A noite de um cirurgião


A minha cabeça latejava, estou á exatamente 3 horas sentado na frente do computador pensando em como responder um e-mail simples. Escrevia algo e depois apagava, e isso se repetiu várias e várias vezes. Nele minha irmã me perguntava como havia sido o meu dia, ela tagarelou o texto inteiro dizendo como tinha sido a sua lua de mel e por questão de respeito colocou essa simples pergunta que sempre usamos para não sermos taxados de ignorantes no final. Fico feliz por ela, de verdade... Mas a pergunta ficava martelando minha cabeça cada vez mais. Como tinha sido o meu dia? 

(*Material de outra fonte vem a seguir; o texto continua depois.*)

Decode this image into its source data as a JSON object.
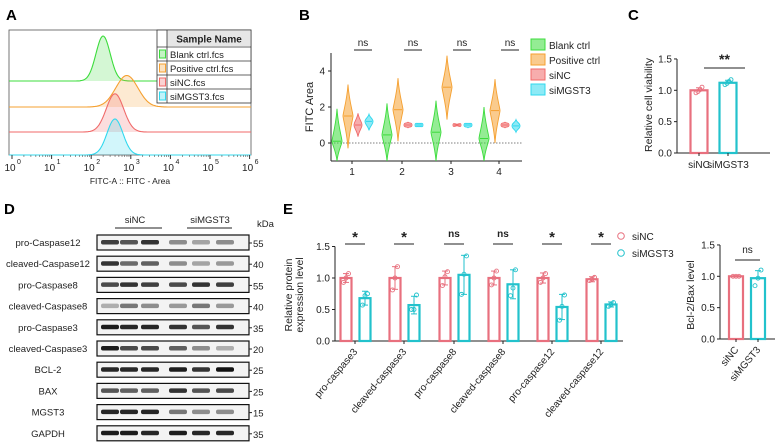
{
  "panel_labels": [
    "A",
    "B",
    "C",
    "D",
    "E"
  ],
  "colors": {
    "green": "#3cdc3c",
    "orange": "#f5a030",
    "red": "#f06a6a",
    "cyan": "#30d8ee",
    "pink_bar": "#e8707e",
    "teal_bar": "#22c2cc"
  },
  "chart_data": [
    {
      "id": "A",
      "type": "histogram-overlay",
      "xlabel": "FITC-A :: FITC - Area",
      "xscale": "log",
      "xlim": [
        1,
        1000000
      ],
      "x_ticks": [
        "0",
        "1",
        "2",
        "3",
        "4",
        "5",
        "6"
      ],
      "x_tick_base": "10",
      "legend_header": "Sample Name",
      "series": [
        {
          "name": "Blank ctrl.fcs",
          "color": "#3cdc3c",
          "peak_log10": 2.3,
          "spread": 0.18,
          "height": 1.0
        },
        {
          "name": "Positive ctrl.fcs",
          "color": "#f5a030",
          "peak_log10": 2.9,
          "spread": 0.28,
          "height": 0.7
        },
        {
          "name": "siNC.fcs",
          "color": "#f06a6a",
          "peak_log10": 2.6,
          "spread": 0.22,
          "height": 0.85
        },
        {
          "name": "siMGST3.fcs",
          "color": "#30d8ee",
          "peak_log10": 2.6,
          "spread": 0.2,
          "height": 0.8
        }
      ]
    },
    {
      "id": "B",
      "type": "violin",
      "ylabel": "FITC Area",
      "ylim": [
        -1,
        5
      ],
      "y_ticks": [
        0,
        2,
        4
      ],
      "categories": [
        "1",
        "2",
        "3",
        "4"
      ],
      "significance": [
        "ns",
        "ns",
        "ns",
        "ns"
      ],
      "series": [
        {
          "name": "Blank ctrl",
          "color": "#3cdc3c",
          "median": [
            0.1,
            0.45,
            0.6,
            0.25
          ],
          "min": [
            -1,
            -1,
            -1,
            -1
          ],
          "max": [
            1.9,
            2.2,
            2.35,
            2.0
          ]
        },
        {
          "name": "Positive ctrl",
          "color": "#f5a030",
          "median": [
            1.5,
            1.85,
            3.1,
            1.8
          ],
          "min": [
            -0.3,
            0.1,
            1.3,
            0.0
          ],
          "max": [
            3.25,
            3.6,
            4.85,
            3.55
          ]
        },
        {
          "name": "siNC",
          "color": "#f06a6a",
          "median": [
            1.0,
            1.0,
            1.0,
            1.0
          ],
          "min": [
            0.35,
            0.85,
            0.95,
            0.85
          ],
          "max": [
            1.65,
            1.15,
            1.05,
            1.15
          ]
        },
        {
          "name": "siMGST3",
          "color": "#30d8ee",
          "median": [
            1.2,
            1.0,
            1.0,
            0.95
          ],
          "min": [
            0.7,
            0.9,
            0.85,
            0.6
          ],
          "max": [
            1.6,
            1.1,
            1.1,
            1.3
          ]
        }
      ]
    },
    {
      "id": "C",
      "type": "bar",
      "ylabel": "Relative cell viability",
      "ylim": [
        0,
        1.5
      ],
      "y_ticks": [
        "0.0",
        "0.5",
        "1.0",
        "1.5"
      ],
      "categories": [
        "siNC",
        "siMGST3"
      ],
      "values": [
        1.0,
        1.12
      ],
      "error": [
        0.04,
        0.04
      ],
      "points": [
        [
          0.96,
          0.98,
          1.01,
          1.05
        ],
        [
          1.09,
          1.11,
          1.14,
          1.17
        ]
      ],
      "colors": [
        "#e8707e",
        "#22c2cc"
      ],
      "significance": "**"
    },
    {
      "id": "E",
      "type": "grouped-bar",
      "ylabel": [
        "Relative protein",
        "expression level"
      ],
      "ylim": [
        0,
        1.5
      ],
      "y_ticks": [
        "0.0",
        "0.5",
        "1.0",
        "1.5"
      ],
      "categories": [
        "pro-caspase3",
        "cleaved-caspase3",
        "pro-caspase8",
        "cleaved-caspase8",
        "pro-caspase12",
        "cleaved-caspase12"
      ],
      "significance": [
        "*",
        "*",
        "ns",
        "ns",
        "*",
        "*"
      ],
      "series": [
        {
          "name": "siNC",
          "color": "#e8707e",
          "values": [
            1.0,
            1.0,
            1.0,
            1.0,
            1.0,
            0.98
          ],
          "error": [
            0.07,
            0.18,
            0.11,
            0.11,
            0.08,
            0.04
          ],
          "points": [
            [
              0.93,
              1.0,
              1.07
            ],
            [
              0.81,
              1.0,
              1.18
            ],
            [
              0.88,
              1.02,
              1.1
            ],
            [
              0.89,
              1.0,
              1.11
            ],
            [
              0.93,
              1.0,
              1.07
            ],
            [
              0.96,
              0.98,
              1.01
            ]
          ]
        },
        {
          "name": "siMGST3",
          "color": "#22c2cc",
          "values": [
            0.68,
            0.57,
            1.05,
            0.9,
            0.54,
            0.58
          ],
          "error": [
            0.11,
            0.14,
            0.31,
            0.23,
            0.2,
            0.04
          ],
          "points": [
            [
              0.57,
              0.72,
              0.75
            ],
            [
              0.5,
              0.5,
              0.73
            ],
            [
              0.74,
              1.06,
              1.35
            ],
            [
              0.72,
              0.84,
              1.13
            ],
            [
              0.33,
              0.55,
              0.73
            ],
            [
              0.55,
              0.58,
              0.61
            ]
          ]
        }
      ]
    },
    {
      "id": "E2",
      "type": "bar",
      "ylabel": "Bcl-2/Bax level",
      "ylim": [
        0,
        1.5
      ],
      "y_ticks": [
        "0.0",
        "0.5",
        "1.0",
        "1.5"
      ],
      "categories": [
        "siNC",
        "siMGST3"
      ],
      "values": [
        1.0,
        0.97
      ],
      "error": [
        0.01,
        0.12
      ],
      "points": [
        [
          1.0,
          1.0,
          1.0
        ],
        [
          0.85,
          0.97,
          1.1
        ]
      ],
      "colors": [
        "#e8707e",
        "#22c2cc"
      ],
      "significance": "ns"
    }
  ],
  "western_blot": {
    "group_labels": [
      "siNC",
      "siMGST3"
    ],
    "kda_header": "kDa",
    "rows": [
      {
        "label": "pro-Caspase12",
        "kda": "55",
        "intensity": [
          0.8,
          0.7,
          0.85,
          0.45,
          0.35,
          0.45
        ]
      },
      {
        "label": "cleaved-Caspase12",
        "kda": "40",
        "intensity": [
          0.85,
          0.6,
          0.65,
          0.45,
          0.35,
          0.4
        ]
      },
      {
        "label": "pro-Caspase8",
        "kda": "55",
        "intensity": [
          0.75,
          0.85,
          0.8,
          0.75,
          0.85,
          0.8
        ]
      },
      {
        "label": "cleaved-Caspase8",
        "kda": "40",
        "intensity": [
          0.3,
          0.55,
          0.45,
          0.4,
          0.55,
          0.4
        ]
      },
      {
        "label": "pro-Caspase3",
        "kda": "35",
        "intensity": [
          0.95,
          0.9,
          0.9,
          0.85,
          0.7,
          0.85
        ]
      },
      {
        "label": "cleaved-Caspase3",
        "kda": "20",
        "intensity": [
          0.95,
          0.75,
          0.75,
          0.65,
          0.45,
          0.3
        ]
      },
      {
        "label": "BCL-2",
        "kda": "25",
        "intensity": [
          0.9,
          0.9,
          0.9,
          0.95,
          0.85,
          1.0
        ]
      },
      {
        "label": "BAX",
        "kda": "25",
        "intensity": [
          0.7,
          0.65,
          0.65,
          0.85,
          0.7,
          0.75
        ]
      },
      {
        "label": "MGST3",
        "kda": "15",
        "intensity": [
          0.9,
          0.9,
          0.9,
          0.55,
          0.45,
          0.45
        ]
      },
      {
        "label": "GAPDH",
        "kda": "35",
        "intensity": [
          0.95,
          0.95,
          0.9,
          0.95,
          0.9,
          0.9
        ]
      }
    ]
  }
}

Já se passara da meia noite, então fui ao banheiro e me despi para um banho relaxante. Essa sempre foi a minha regra de como sair de uma terrível dor de cabeça: entre no chuveiro em uma temperatura escaldante, deixe a água escorrer e enquanto isso imagine os seus problemas saindo de seu corpo e junto com a água indo para dentro do ralo. Ficar 2 horas dentro do chuveiro pode não ser saudável para seu corpo, mas a sua mente deve sair limpa de lá. Era isso que eu pensava. Me enrolei na toalha, joguei meu corpo na cama e foi aí que as vozes da senhora na sala de recepção explodiram novamente na minha cabeça: 

"Você podia ter salvado ele! Esse é seu trabalho! Você tinha que ter salvo ele!" 

Tampo minhas orelhas para tentar abafar o som que vem da minha própria mente. A dor volta e passa da minha cabeça para a garganta, parece que uma enorme bola de pelos está instalada lá. Ao soltar a bola da garganta começo a chorar como uma criança, algo que não faço há tempos. O choro é incessante, como se todas as vezes que segurei o choro uma parte me mim tivesse armazenado para o momento que não aguentasse mais segurar. Forço para me acalmar e em questão de segundos estou dentro da sala de cirurgia me preparando, colocando as luvas e a máscara. Na mesa o corpo inconsciente de um menino de uns 14 anos de idade respira calmamente. A pele lisa e branca com algumas sardas demostra muita fraqueza, ele realmente precisava deste transplante...

Afasto as memórias que insistem em voltar. Minha respiração acalma e meu choro finalmente cessa, me ajeito na cama e antes de cair no sono deixo a frase que andou me perturbando a noite inteira cair sobre mim mais uma vez: Eu podia ter salvo ele. Eu só precisava de mais 3 segundos.

Olá, pessoal. Como vocês estão? O texto de hoje vai ser um pouco diferente por que além do texto em si eu quero trazer uma reflexão e também explicar alguns pontos do texto para que não haja confusões. 

Escrevi este texto por conta do tempo enorme que passo antes de dormir pensando em como poderia ter sido se eu houvesse feito tal coisa ao invés de ter feito o que fiz. Creio que todos vocês também sejam assim, é muito comum ouvir que ao colocar a cabeça no travesseiro nós nos culpamos por coisa que fizemos e também por coisas que não fizemos e foi aí que eu pensei em como seria a vida de um cirurgião. 

Todos os cirurgiões/médicos estão aqui para salvar vidas. Mas não é sempre que está tarefa se cumpri, todos fazem o que podem e muitas vezes não atingem o sucesso. Imagine como seria a noite de um cirurgião ao não conseguir completar o que lhe foi designado. E é aí que eu gostaria de chegar, já está na hora de pararmos de nos culpar por coisas que fizemos. Assim como o meu texto (para quem não entendeu direito), a última frase é como se fosse um perdão para o personagem. Nós devemos nos perdoar e parar de se arrepender. E assim finalizo a postagem de hoje, espero de coração que tenham gostado.